PharmaBench

Source code for the paper "PharmaBench: Enhancing ADMET benchmarks with large language models"

We present PharmaBench, comprising a total of 156,618 raw entries, compiled from 14,401 bioassays. Researchers and scientists who would like to contribute data should contact the database's maintainers.

Abstract

We propose a novel data mining approach that incorporates a multi-agent system based on Large Language Models (LLMs) to effectively identify experimental conditions within the descriptions of 14,401 bioassays. Additionally, we have proposed a data processing workflow to integrate data from various sources, totaling 156,618 raw entries. Through this workflow, we have constructed PharmaBench, a comprehensive benchmark set for ADMET properties, which includes eleven ADMET datasets and 52,482 entries. This benchmark set is designed to serve as an open-source dataset for the development of deep learning and machine learning models relevant to drug discovery projects. It is particularly aimed at research in transfer learning, pre-training, and explainable AI.

Data Records

Category	Property Name	Entries After Data Processing	Final Entries for AI modelling	Unit	Mission Type
Physochemical	LogD	14,141	13,068	-	regression
	Water Solubility	14,818	11,701	log10nM	regression
Absorption	BBB	12,486	8,301	-	classification
Distribution	PPB	1,310	1,262	%	regression
Metabolism	CYP 2C9	4,507	999	Log10uM	regression
	CYP 2D6		1,214	Log10uM	regression
	CYP 3A4		1,980	Log10uM	regression
Clearance	HLMC	5,252	2,286	Log10(mL.min-1.g-1)	regression
	RLMC		1,129	Log10(mL.min-1.g-1)	regression
	MLMC		1,403	Log10(mL.min-1.g-1)	regression
Toxicity	AMES	24,780	9,139	-	classification
Total		77,294	52,482

Usage

There are eleven ADMET datasets within PharmaBench. Standardized SMILES representations of compounds were provided for modeling the compounds, and the experimental values are provided as the prediction targets. Users may use the labels within the scaffold_train_test_label and random_train_test_label as the train-test labels for fair comparison.
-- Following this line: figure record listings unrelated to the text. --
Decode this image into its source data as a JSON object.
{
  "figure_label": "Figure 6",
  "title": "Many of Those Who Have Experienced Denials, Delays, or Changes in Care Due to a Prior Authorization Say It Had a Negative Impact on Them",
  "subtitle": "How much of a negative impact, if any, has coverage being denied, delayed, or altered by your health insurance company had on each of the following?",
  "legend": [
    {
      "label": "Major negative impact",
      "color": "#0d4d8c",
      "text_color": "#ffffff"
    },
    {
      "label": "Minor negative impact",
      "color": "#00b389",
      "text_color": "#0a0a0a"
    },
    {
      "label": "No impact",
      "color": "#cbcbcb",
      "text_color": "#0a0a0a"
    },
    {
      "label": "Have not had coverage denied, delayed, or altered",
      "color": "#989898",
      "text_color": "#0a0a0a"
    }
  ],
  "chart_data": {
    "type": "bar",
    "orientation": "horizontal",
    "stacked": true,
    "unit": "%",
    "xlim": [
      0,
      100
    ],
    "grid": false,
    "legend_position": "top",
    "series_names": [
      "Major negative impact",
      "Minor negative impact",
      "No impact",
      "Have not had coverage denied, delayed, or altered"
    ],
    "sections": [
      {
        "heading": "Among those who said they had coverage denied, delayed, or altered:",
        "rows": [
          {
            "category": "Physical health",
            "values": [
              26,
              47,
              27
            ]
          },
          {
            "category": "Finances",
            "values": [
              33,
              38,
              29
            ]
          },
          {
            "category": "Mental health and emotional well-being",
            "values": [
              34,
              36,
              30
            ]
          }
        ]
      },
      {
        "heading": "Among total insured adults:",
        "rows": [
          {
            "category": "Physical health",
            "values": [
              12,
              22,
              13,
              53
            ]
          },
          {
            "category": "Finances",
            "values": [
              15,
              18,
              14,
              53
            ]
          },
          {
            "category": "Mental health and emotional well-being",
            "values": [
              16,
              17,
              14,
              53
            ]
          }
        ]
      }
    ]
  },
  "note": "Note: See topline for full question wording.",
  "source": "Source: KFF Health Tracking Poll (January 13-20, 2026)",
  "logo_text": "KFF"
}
The final datasets for PharmaBench are stored within the data/final_datasets/ path and can be loaded with pandas:

import pandas as pd

# load regression dataset
data = pd.read_csv("data/final_datasets/ames_cls_final_data.csv")

scaffold_training = data[data['scaffold_train_test_label'] == 'train']
scaffold_test = data[data['scaffold_train_test_label'] == 'test']

random_training = data[data['random_train_test_label'] == 'train']
random_test = data[data['scaffold_train_test_label'] == 'test']

The column descriptions are:

Column Name	Description	Data Type
Smiles_unify	Standardized SMILES representation of compounds based on standardization methods described in the Data Standardization.	String
value	Experimental values for different datasets including regression values and classification values	Float
property	Different ADMET property name for the experiment	String
scaffold_train_test_label	Training labels based on scaffold splitting, where 1 represents the training data and 0 represents the testing data.	Float
random_train_test_label	Training labels based on random splitting, where 1 represents the training data and 0 represents the testing data.	Float

Working Environment Setting Up

We provide the requirements in requirements.txt. You may install the requirements file by:

conda create --name <env> --file requirements.txt

Citation

The materials and data under this repo are distributed under the CC0 Licence.